Wednesday, October 11, 2017

"WHAT HAPPENS WHEN WE DECIDE EVERYONE ELSE IS A NARCISSIST"


"The concept of pathological narcissism dates back, Dombek explains, to the end of the nineteenth century, when the English doctor and writer Havelock Ellis described sexual behavior animated by attraction to one’s own self as “Narcissus-like.” Freud picked up on this, labelling as narcissistic the self-sufficiency of certain confident women and the behavior of homosexual men... 

It’s Kernberg’s model that we now live with—one that understands narcissism not as a defense mechanism, or as a fungible reaction to circumstance, but as a “condition of a failed self.”... 

Narcissists are not identified in a vacuum; the person you label a narcissist is usually someone who’s close to you, or a member of a tribe that you have been culturally encouraged or professionally incentivized to dislike.

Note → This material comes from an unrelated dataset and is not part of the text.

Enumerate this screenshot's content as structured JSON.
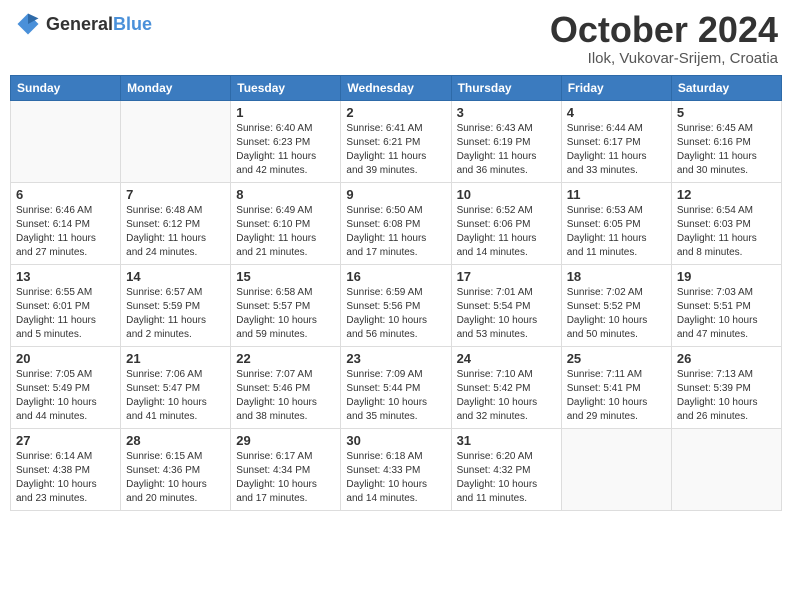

Millennials seem narcissistic to baby-boomer social scientists; men and women looking for love seem narcissistic to each other; analysis-resistant patients seemed narcissistic to Freud. Dombek’s historical survey is a persuasive reminder that the traits characteristic of the narcissist—his gender, his likely age, his supposed motivations—have shifted, and will continue to shift, “according to who’s got the power of diagnosis.”... And there begins an emotional arms race, in which the only way to respond to someone you assume to be entirely insincere and empty inside is to suppress your own instincts for kindness—to act, in other words, like a narcissist."



FB: I love this observation and I need to spend more time thinking on it - "Perhaps in pathologizing narcissism, we have forgotten how perilous it is to constantly diagnose other people. In the end, what “The Selfishness of Others” lays out most clearly is not the danger of narcissism but, rather, the danger of any particular world view that requires, for the sake of consistency, its owner to believe that she is good."